Em relação à comunicação, o que tem sido feito?

Celso Paiva -  Considerando tudo que foi dito, considero que a comunicação tem de se dar de maneira genérica, permitindo acesso a  quem necessitar da informação. Então, cada vez mais os segurados vão necessitar se comunicar com seguradoras e corretores por meio de sites. E a devolução da informação, por mais que continue a ser individualizada, vai ter que acontecer por meio do mesmo canal de comunicação. Nisso, o mercado precisará ter competência e estar bem fundamentado em dispositivos legais para fazer toda essa comunicação, tanto do segurado para a seguradora, e vice-versa, de forma que se tenha respaldo legal e jurídico. As próprias leis terão de se adaptar às ferramentas que cada vez mais estarão presentes em qualquer relacionamento de consumo. A comunicação já está em um período de transformação. Muitas seguradoras já eliminaram o envio de apólices para os seus assegurados, disponibilizando as informações em sites.

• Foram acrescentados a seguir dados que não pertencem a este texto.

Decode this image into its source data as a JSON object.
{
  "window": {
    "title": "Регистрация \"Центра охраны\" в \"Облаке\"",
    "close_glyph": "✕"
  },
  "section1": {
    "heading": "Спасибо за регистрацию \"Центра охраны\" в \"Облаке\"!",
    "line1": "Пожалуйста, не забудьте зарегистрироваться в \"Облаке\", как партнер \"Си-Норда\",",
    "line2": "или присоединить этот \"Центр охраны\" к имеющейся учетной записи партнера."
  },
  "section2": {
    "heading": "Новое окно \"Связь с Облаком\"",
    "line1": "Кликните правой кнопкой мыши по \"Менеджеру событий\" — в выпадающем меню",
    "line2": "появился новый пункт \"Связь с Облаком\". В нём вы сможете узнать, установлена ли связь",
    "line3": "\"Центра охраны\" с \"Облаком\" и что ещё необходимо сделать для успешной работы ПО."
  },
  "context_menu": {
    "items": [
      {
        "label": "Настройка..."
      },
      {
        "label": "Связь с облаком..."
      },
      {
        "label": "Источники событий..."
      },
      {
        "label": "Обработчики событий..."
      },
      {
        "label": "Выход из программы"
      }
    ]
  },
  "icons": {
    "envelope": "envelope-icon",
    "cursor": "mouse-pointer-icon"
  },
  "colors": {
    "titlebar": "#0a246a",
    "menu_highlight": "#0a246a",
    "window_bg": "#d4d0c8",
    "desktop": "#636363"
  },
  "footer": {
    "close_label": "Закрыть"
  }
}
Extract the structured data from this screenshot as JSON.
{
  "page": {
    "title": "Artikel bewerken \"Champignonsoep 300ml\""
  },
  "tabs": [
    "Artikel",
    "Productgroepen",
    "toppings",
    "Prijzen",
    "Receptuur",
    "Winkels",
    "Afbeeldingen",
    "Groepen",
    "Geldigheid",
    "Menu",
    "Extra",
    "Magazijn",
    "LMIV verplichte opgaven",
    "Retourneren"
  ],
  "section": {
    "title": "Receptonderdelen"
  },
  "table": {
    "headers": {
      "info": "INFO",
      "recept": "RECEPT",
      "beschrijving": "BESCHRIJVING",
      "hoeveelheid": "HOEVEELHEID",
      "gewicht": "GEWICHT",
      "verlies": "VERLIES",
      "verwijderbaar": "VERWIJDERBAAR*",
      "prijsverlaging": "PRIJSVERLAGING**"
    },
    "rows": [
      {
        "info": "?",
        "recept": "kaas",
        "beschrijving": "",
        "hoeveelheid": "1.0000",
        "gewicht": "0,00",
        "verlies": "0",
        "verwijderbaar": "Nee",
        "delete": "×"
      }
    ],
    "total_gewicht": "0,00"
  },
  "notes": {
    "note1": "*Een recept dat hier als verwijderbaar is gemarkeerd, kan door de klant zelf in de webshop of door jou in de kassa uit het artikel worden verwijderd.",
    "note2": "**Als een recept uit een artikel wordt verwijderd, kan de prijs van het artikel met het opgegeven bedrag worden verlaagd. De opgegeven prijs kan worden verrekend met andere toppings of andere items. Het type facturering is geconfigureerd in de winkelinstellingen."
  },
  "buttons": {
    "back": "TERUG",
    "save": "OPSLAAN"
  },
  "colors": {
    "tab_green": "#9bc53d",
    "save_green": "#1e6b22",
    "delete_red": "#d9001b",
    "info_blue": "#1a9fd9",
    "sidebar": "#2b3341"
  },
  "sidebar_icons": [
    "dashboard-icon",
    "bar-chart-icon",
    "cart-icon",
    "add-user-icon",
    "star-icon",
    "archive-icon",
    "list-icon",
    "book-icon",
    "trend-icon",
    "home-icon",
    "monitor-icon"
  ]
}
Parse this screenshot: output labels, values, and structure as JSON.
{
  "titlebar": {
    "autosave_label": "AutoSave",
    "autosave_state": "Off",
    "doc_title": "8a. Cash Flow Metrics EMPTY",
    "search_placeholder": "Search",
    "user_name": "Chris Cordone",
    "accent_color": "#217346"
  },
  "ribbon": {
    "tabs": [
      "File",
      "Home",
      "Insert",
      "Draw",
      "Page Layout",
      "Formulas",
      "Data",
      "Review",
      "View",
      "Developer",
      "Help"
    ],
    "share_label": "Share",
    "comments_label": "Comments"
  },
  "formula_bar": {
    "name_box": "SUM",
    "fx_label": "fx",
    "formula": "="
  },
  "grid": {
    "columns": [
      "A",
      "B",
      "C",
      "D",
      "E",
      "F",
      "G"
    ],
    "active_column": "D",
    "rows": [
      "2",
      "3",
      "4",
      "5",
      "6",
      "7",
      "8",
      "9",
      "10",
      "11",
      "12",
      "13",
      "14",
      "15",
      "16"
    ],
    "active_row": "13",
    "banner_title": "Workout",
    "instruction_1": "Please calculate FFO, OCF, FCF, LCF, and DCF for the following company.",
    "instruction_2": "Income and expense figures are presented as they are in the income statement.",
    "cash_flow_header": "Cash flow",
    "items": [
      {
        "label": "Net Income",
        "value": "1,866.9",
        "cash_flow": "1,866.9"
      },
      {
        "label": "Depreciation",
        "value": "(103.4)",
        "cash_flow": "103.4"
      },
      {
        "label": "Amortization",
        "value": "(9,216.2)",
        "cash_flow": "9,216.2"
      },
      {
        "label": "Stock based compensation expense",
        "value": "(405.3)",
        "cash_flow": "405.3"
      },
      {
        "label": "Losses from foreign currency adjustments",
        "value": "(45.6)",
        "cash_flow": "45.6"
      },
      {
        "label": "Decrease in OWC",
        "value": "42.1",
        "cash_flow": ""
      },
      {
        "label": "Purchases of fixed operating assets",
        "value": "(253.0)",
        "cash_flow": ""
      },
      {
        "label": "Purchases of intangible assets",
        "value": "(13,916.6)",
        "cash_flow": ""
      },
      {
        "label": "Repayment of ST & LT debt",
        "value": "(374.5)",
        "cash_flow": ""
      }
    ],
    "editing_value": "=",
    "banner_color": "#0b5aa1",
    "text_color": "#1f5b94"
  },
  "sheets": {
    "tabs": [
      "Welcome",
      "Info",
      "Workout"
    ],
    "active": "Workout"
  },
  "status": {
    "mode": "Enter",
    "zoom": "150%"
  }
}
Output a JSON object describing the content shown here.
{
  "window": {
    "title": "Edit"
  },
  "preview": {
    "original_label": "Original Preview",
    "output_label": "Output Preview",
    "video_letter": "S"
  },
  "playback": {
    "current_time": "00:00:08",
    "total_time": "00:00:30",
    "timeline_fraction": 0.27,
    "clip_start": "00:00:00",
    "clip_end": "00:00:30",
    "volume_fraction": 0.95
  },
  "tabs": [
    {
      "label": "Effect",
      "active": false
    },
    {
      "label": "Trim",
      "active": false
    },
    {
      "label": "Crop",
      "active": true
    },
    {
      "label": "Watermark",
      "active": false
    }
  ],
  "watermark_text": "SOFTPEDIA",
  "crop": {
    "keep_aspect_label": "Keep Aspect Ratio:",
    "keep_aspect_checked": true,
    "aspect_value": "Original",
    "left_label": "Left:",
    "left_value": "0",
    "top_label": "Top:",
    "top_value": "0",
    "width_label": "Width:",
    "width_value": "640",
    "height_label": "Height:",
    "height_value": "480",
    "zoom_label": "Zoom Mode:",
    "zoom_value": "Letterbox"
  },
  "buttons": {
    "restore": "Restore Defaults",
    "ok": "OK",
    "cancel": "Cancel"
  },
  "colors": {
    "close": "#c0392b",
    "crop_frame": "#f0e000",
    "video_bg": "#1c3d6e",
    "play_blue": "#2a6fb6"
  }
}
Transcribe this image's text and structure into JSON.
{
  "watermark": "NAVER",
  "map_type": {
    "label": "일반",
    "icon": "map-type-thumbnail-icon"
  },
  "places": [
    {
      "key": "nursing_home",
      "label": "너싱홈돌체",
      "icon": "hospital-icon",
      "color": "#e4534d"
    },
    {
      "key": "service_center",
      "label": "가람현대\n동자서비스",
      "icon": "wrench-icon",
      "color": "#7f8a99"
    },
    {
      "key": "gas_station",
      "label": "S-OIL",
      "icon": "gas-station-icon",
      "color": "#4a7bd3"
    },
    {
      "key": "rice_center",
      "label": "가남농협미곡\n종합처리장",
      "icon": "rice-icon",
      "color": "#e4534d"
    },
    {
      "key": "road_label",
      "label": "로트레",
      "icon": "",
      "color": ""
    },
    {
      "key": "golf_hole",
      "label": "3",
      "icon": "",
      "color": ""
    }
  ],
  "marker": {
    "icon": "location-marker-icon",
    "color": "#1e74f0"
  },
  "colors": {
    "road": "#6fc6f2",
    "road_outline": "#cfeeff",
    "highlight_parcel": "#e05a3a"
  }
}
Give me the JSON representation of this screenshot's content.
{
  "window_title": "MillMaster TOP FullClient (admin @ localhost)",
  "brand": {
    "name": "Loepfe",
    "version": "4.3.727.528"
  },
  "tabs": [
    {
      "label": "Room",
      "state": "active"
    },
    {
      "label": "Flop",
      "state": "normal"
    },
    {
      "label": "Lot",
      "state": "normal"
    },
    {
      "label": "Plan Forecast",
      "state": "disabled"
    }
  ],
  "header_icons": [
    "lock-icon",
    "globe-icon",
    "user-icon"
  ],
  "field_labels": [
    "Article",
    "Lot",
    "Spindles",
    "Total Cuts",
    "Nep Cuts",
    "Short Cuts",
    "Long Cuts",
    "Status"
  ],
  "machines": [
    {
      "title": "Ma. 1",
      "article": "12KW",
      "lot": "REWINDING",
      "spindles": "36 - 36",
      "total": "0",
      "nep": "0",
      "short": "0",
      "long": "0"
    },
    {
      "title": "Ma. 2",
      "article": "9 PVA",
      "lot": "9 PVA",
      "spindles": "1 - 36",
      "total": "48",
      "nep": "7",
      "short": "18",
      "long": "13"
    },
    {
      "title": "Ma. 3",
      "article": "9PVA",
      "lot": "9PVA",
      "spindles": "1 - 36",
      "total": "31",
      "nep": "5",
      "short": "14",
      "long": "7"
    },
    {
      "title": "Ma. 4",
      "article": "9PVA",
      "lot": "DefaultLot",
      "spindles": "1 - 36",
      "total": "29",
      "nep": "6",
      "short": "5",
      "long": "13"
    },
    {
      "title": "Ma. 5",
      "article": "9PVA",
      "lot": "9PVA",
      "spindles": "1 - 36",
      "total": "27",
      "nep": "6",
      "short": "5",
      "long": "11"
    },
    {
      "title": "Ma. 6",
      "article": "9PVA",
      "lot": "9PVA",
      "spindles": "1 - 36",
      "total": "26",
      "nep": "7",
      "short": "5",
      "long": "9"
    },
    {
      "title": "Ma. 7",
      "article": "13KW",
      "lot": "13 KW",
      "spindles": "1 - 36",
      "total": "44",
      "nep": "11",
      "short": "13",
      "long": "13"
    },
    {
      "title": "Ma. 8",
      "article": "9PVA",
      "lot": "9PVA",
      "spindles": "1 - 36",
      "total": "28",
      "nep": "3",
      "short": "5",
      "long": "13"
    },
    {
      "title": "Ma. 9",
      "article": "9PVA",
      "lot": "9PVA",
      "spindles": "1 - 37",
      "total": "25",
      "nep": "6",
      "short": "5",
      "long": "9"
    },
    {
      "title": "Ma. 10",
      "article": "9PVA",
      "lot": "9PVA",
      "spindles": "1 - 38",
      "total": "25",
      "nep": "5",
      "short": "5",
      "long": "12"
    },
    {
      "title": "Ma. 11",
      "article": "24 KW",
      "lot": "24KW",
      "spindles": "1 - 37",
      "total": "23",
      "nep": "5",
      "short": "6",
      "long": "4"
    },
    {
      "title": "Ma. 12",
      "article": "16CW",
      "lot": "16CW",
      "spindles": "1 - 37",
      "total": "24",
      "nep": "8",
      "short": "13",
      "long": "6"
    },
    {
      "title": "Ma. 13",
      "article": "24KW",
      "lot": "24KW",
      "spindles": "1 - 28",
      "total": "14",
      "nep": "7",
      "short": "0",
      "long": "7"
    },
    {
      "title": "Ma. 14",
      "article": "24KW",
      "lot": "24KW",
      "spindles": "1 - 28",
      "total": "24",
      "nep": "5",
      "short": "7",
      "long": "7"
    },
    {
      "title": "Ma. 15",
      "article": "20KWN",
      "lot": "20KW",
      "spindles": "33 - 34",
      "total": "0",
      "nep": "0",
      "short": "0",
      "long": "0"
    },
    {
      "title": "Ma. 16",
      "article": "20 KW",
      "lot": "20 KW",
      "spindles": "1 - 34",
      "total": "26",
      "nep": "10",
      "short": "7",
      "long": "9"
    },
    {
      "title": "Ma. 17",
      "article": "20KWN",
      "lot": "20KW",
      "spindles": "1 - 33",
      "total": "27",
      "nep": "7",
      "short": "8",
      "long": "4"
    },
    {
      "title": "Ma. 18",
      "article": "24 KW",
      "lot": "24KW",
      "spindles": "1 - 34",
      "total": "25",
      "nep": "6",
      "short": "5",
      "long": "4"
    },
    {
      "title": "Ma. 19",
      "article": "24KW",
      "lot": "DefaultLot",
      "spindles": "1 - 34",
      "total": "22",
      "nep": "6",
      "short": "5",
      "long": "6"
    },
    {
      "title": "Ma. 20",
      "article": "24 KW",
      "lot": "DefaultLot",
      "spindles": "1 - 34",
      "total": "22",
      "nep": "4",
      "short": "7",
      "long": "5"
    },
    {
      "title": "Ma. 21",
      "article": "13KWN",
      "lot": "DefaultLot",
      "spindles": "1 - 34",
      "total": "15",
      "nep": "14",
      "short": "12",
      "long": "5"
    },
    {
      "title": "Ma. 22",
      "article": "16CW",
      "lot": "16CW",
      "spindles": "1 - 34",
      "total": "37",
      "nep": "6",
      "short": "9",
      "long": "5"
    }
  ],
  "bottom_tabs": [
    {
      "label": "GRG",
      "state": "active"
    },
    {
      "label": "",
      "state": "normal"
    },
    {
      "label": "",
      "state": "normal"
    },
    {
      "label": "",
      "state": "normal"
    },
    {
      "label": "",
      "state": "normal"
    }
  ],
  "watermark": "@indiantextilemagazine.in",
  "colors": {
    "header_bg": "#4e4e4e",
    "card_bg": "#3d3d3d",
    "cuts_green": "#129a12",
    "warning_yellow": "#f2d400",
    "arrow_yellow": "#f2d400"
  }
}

Enviam emails, canal de comunicação amplo e individualizado somente naquilo que é essencial. De forma geral, a comunicação será genérica na hora da venda e individualizada na hora da entrega. E o mercado segurador se baseia muito nos avanços que o mercado financeiro desenvolve. Cada vez mais o cliente deixa de ser presente e opera digitalmente. Ele tem  segurança e percebe a facilidade desse tipo de comunicação. O mercado de seguro terá de encontrar os mesmos meios de facilidade de venda e entrega das coberturas ao consumidor.